Nudging light past “contact shadows”
 
While solar cells by definition aim to expose as much of their surface area to the sun as possible, they include a necessary superstructure of metallic contact “fingers” and bus bars to extract current and reduce Ohmic resistance losses. These structures inevitably put a small but significant share of the photovoltaic cells in the shade during a solar panel’s daily operating cycle—a phenomenon known in the trade as contact shadowing.
 
Now doctoral student Martin Schumann of the Karlsruhe Institute of Technology (KIT), along with team leader Carsten Rockstul and colleagues at five other German institutions, have proposed an approach to reducing or eliminating the losses due to contact shadowing: make the contact grid invisible. More specifically, they suggest that, by using metamaterials or freeform dielectric coatings to guide sunlight around the contact grid elements, they can push more sunlight onto the active part of the solar cells, recovering the energy otherwise lost to the shadows.
 
Transforming the coordinate grid
 
Drawing on previous work in optical cloaking, the team used computer modeling to develop a coordinate transformation—a distorted Cartesian mesh showing how the direction of an incident light ray would need to be transformed to avoid a contact finger and hit the solar cell surface.
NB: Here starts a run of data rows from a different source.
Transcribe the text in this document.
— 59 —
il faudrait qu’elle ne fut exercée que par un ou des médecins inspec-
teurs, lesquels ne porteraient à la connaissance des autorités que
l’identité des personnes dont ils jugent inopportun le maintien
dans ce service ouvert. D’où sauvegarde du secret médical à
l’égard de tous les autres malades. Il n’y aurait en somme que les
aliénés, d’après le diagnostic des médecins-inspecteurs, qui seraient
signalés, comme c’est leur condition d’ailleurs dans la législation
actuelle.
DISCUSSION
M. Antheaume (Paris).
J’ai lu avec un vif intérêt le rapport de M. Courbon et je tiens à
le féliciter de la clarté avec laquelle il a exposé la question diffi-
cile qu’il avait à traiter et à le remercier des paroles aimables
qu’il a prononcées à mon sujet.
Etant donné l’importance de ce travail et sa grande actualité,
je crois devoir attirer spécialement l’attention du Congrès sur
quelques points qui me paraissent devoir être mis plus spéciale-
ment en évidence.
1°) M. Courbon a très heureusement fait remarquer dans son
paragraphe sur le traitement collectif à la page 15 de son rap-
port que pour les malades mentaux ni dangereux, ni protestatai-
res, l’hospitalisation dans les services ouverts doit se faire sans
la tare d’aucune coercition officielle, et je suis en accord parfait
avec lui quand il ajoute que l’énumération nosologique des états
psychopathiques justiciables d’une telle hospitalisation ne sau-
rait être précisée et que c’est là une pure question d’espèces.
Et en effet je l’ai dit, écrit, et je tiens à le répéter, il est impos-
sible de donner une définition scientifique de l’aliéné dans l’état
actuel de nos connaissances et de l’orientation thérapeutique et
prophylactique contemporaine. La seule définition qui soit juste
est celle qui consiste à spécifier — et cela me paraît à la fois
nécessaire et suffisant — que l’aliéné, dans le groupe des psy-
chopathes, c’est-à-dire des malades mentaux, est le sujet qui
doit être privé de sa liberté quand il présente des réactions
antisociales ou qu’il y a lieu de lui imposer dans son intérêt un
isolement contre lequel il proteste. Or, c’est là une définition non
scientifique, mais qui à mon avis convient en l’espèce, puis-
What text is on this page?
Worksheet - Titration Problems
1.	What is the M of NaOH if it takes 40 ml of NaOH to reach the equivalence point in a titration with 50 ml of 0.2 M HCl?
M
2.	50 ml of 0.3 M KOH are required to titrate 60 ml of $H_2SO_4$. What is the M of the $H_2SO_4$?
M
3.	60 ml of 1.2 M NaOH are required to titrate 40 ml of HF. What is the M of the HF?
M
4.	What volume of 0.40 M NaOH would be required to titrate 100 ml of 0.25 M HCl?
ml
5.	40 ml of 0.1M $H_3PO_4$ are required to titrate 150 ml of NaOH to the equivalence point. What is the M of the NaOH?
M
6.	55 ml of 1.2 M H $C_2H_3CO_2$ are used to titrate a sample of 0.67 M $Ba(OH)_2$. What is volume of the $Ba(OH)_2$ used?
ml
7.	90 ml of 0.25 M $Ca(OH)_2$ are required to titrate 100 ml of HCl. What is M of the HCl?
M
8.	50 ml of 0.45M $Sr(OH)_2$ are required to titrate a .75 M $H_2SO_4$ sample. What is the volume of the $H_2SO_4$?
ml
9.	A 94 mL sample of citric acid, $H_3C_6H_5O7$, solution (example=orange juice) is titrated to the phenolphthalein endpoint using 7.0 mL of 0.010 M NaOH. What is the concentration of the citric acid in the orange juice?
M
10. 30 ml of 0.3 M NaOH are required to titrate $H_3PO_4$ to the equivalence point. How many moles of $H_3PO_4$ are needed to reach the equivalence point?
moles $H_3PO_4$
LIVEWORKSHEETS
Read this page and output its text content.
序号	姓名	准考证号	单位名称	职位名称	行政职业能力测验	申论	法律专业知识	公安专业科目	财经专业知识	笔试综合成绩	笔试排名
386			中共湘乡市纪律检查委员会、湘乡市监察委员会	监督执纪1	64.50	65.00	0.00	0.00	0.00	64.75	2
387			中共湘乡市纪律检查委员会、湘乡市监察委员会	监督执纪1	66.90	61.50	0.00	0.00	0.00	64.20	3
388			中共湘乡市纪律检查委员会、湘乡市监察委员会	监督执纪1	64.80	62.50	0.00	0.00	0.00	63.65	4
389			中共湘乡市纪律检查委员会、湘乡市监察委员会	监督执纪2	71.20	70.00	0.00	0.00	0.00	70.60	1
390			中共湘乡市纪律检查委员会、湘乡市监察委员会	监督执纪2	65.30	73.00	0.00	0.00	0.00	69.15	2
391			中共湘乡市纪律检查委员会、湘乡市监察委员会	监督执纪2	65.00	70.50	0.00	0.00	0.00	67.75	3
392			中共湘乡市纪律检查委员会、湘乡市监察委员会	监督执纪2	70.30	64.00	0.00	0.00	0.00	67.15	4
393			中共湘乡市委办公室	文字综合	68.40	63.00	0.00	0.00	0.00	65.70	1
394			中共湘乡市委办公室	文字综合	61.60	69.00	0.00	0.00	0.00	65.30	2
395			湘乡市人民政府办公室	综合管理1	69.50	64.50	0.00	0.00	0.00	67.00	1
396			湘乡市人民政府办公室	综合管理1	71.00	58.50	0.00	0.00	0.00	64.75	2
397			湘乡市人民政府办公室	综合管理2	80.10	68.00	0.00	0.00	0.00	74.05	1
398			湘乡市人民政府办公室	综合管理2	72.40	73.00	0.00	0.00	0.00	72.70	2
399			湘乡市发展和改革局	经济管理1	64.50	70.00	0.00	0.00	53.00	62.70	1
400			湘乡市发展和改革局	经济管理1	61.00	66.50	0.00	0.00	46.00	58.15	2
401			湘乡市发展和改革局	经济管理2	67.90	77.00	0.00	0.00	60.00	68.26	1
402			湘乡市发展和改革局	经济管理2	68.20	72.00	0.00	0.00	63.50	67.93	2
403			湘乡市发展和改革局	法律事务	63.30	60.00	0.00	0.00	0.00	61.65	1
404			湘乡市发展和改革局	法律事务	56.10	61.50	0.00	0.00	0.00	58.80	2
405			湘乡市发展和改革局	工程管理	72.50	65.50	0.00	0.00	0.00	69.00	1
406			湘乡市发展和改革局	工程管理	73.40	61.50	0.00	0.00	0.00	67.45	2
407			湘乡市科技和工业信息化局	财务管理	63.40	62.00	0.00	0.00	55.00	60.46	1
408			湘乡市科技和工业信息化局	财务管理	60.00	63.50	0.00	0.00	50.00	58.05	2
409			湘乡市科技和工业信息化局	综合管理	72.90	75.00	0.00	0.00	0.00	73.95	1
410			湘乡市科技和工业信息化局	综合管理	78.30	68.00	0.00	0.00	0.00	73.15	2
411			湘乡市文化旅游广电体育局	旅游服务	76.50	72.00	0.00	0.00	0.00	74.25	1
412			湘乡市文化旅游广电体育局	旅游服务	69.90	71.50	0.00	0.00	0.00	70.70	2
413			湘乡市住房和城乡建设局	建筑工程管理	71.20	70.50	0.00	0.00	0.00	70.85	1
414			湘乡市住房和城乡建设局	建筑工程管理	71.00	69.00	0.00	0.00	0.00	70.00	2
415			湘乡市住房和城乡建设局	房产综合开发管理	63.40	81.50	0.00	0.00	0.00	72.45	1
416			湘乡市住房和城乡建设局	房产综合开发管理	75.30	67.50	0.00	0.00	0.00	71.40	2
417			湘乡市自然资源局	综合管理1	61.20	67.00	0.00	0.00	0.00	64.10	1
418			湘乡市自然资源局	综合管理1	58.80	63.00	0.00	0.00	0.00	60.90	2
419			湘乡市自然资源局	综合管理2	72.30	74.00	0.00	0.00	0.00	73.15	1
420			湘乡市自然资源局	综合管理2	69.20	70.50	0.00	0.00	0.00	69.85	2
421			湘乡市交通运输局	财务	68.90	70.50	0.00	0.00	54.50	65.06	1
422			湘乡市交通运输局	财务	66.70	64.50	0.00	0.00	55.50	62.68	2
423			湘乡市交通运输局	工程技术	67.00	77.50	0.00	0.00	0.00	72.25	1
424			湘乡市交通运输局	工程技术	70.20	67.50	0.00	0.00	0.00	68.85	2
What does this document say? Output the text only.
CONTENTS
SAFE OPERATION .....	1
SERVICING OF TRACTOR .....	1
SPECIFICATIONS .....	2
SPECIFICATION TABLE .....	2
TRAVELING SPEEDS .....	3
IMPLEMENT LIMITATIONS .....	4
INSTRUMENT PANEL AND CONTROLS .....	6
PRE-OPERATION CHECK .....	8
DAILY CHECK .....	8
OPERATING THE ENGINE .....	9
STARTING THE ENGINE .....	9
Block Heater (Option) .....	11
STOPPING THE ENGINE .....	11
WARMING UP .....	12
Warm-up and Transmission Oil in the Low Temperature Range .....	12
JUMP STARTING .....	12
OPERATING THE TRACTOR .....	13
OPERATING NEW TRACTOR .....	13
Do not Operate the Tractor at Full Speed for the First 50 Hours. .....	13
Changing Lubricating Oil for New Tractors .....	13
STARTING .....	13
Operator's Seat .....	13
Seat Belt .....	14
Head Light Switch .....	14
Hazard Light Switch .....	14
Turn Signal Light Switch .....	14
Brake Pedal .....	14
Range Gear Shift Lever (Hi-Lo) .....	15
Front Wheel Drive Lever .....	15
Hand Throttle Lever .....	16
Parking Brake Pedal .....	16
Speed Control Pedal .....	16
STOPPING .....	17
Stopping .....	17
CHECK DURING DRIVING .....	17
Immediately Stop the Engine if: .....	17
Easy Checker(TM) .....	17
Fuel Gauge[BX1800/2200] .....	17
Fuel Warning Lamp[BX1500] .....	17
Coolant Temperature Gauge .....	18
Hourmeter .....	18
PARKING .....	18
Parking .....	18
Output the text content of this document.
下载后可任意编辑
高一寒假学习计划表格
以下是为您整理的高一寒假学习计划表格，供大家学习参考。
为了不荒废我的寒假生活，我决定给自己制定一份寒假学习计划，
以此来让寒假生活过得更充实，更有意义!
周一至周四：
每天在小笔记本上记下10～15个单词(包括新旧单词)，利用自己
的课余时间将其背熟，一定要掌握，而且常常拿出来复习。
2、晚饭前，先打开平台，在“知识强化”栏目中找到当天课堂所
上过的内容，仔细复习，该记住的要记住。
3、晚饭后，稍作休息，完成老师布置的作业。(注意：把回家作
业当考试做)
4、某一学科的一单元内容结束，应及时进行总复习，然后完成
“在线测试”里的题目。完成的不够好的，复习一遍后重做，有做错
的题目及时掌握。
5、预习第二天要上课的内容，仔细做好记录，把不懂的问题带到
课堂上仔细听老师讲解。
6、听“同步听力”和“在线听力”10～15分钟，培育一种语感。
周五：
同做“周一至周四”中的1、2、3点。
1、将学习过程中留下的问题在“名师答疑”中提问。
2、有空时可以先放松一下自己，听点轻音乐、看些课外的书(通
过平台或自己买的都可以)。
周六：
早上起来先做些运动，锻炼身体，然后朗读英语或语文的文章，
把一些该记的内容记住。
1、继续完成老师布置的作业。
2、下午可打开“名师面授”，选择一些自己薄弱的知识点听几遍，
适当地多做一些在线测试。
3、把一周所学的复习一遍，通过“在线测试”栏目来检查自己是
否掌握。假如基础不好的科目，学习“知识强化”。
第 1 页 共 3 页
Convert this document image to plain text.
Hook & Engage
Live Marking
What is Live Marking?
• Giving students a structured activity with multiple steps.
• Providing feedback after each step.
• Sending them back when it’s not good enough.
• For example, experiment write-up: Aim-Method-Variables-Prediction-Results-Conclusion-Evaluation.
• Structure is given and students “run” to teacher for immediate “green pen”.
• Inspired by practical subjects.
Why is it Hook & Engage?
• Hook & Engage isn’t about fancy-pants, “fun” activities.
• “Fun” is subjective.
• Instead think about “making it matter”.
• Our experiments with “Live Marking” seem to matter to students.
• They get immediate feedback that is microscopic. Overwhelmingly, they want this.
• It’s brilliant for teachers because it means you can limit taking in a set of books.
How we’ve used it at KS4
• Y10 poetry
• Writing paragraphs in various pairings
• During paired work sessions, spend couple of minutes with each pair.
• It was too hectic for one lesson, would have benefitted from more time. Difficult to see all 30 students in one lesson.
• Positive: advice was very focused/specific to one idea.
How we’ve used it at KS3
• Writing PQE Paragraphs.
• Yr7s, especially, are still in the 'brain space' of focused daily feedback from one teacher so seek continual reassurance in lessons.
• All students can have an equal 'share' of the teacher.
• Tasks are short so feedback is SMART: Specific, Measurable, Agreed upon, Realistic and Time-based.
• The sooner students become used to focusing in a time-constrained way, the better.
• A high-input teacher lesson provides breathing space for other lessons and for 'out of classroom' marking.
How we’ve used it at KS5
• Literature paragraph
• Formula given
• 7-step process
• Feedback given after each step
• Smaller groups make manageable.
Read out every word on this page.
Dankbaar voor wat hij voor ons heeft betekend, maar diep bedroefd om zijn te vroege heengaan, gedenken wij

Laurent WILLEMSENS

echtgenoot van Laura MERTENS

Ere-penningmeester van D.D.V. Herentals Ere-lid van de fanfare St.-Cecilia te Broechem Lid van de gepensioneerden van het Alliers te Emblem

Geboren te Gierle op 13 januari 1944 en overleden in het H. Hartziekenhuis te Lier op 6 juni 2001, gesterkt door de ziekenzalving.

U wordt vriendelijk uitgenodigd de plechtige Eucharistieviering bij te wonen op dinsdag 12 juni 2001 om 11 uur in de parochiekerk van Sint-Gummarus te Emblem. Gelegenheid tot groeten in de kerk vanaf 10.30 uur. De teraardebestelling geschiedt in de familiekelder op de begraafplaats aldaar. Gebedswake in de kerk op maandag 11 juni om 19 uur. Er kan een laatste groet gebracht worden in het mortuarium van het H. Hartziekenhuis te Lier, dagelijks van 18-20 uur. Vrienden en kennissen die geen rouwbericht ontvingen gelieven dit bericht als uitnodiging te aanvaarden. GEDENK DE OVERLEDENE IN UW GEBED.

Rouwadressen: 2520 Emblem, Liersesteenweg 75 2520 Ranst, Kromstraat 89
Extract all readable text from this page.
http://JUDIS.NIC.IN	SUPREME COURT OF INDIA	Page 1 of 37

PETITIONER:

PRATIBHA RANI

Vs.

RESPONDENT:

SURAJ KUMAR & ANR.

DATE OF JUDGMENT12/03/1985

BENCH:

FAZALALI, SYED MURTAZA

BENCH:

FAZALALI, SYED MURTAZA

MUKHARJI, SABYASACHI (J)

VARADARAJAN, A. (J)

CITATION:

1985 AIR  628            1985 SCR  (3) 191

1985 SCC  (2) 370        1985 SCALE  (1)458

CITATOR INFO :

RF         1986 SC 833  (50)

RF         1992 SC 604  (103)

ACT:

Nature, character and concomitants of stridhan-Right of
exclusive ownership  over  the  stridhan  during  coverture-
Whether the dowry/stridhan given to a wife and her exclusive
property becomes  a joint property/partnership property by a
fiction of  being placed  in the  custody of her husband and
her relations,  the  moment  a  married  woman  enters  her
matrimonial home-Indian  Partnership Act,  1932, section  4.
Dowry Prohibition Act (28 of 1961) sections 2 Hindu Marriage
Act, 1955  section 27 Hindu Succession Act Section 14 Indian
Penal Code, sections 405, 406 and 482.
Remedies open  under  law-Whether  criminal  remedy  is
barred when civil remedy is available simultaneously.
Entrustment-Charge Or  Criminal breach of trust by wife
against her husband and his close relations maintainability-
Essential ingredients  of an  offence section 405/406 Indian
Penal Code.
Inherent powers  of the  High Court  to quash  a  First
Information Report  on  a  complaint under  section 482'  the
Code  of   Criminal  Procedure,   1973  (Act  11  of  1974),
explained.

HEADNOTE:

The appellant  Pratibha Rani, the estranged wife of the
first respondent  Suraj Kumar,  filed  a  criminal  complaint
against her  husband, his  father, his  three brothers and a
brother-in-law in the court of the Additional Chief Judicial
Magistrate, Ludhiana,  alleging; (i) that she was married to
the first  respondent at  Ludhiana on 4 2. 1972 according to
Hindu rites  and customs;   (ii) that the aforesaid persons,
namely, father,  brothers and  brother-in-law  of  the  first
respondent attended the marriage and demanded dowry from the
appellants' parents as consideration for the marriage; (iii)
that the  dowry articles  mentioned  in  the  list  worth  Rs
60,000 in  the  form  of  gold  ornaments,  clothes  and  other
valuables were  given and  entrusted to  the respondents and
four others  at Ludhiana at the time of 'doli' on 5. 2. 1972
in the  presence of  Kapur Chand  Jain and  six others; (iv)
The team used two different types of transformations, one of which (optical conformal mapping) resulted in a distribution of refractive indexes that could be mapped into a graded-index surface to achieve the desired cloaking, and the other of which (a simple 1-D linear transformation) could guide the design of a custom dielectric surface using freeform optics.
 
The research team tried out both approaches by using the calculated parameters to fashion proof-of-principle polymer graded-index structures and dielectric freeform surfaces, which could in principle be used to cloak contact fingers. Next, a 1.5-µm laser light was trained on the fabricated surfaces to test the effectiveness of the cloaking. The freeform surface in particular, the team reports, provides “complete remedy of the shadowing problem,” and could in principle be mass produced.
 
As a next step, the researchers hope to scale up the proof-of-principle experiments to a real solar cell, to measure the efficiency in real-world conditions. Because contact grids can cover up to a tenth of solar cell surface area, they believe that the technique could boost efficiency by as much as 10 percent.